The story of minerals in DRC being plundered and the countries resources being pillaged by the ruling class and ambitious neighbours is not news- it goes back to King Léopold’s time when the Belgian monarchist treated the country as his personal garden.

Unlike Taiwan, DRC is one of, if not the most, well-endowed country on earth yet the country remains poor.

Taiwan is a barren rock with no natural resources, it even has to import sand for construction yet but it has the fifth-largest financial reserves in the world- $391,000 million as at December 2012.

Most of DRC’s minerals have felt the miner’s shovel, yet the country’s reserves remain at a paltry $6,033 million with 71 per cent of its people living below the poverty line.

But as the country grapples with its sad mineral story, another beast has reared its ugly head-oil.
Oil activities in the DRC didn’t start yesterday; exploration began in the 1960’s along the country’s 22 km Atlantic Ocean coastline at the estuary of the Congo River.

It continued during the 1970’s and early 1980’s and by 1983, 41 wells had been sunk and five operating oil fields and 1 gas field were discovered.

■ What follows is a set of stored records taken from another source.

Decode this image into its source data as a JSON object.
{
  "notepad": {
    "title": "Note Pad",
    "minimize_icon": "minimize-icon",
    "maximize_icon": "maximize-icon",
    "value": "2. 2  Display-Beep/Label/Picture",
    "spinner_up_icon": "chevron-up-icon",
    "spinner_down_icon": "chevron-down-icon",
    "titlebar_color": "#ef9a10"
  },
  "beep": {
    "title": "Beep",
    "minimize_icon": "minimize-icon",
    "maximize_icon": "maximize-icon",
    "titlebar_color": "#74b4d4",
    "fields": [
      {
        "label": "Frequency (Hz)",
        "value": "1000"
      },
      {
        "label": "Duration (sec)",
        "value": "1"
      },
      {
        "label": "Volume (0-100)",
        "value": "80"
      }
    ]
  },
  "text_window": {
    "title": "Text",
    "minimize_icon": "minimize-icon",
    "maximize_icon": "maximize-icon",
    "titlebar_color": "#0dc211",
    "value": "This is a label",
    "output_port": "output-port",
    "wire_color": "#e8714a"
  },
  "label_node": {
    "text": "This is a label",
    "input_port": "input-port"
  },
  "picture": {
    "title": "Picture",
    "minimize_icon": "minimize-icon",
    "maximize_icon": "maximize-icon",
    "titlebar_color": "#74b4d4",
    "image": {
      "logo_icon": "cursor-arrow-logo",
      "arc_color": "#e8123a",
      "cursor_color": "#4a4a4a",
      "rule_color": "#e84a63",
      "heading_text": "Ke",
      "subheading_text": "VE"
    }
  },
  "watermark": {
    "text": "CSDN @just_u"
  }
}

Currently, the estimated oil reserves stand at 180 million barrels of oil, with a daily oil production of 28,000 barrels per day.

The equally worrying environment issues aside, the common man in DRC has been dangerously left in the dark on this oil question, they are actually envious of the stories they keep hearing from Uganda.

“Uganda is way ahead of us and we have lessons to learn from them for us to be able to help our people,” Mr Pacifique Borauzima, an activist in Goma, says.

While the nodding donkey is already sucking oil out of the ground in the western part of the country, confessions of how the people are never involved, how the government is thinking about money but not the welfare of its people, how legislators and local leaders seem oblivious to what impact of oil came to the fore at a two-day petroleum conference in Goma early this month.

“I see people moving machines in our area and they tell us they are looking for oil, how different will this oil be from the minerals that have caused us problems

“Is it possible to ask government to just give up on the project all together because we have had enough and we don’t want to suffer anymore,” one of the locals who attended the conference said through an interpreter.
Pole Institute organised the conference to launch its first report on entitled, “Hydrocarbons in the Albertine: Development opportunities or risks of instability?”

From the different testimonies, it was clear that DRC doesn’t have a local content approach, so the local people are left to fend for themselves and local businessmen are left to subscribe to political patronage, the existing legal regime is shaky and information flow from government to the people is almost non-existent.

This particularly has been one of the causes of oil curses in western Uganda.
Of all countries in Africa, DRC should be the most well-placed country to know how not to manage mineral resources. That the government in Kinshasa has chosen the secrecy and non-accountability approach to the oil and gas question is worrying and only spells more doom for the country.

Before going any further, the DRC Executive, the legislators, civil society and all stakeholder should advocate for transparency and accountability, tight oil management policies and laws and put more pressure on oil companies to ensure that oil becomes the switch that turns on the sleeping African giant.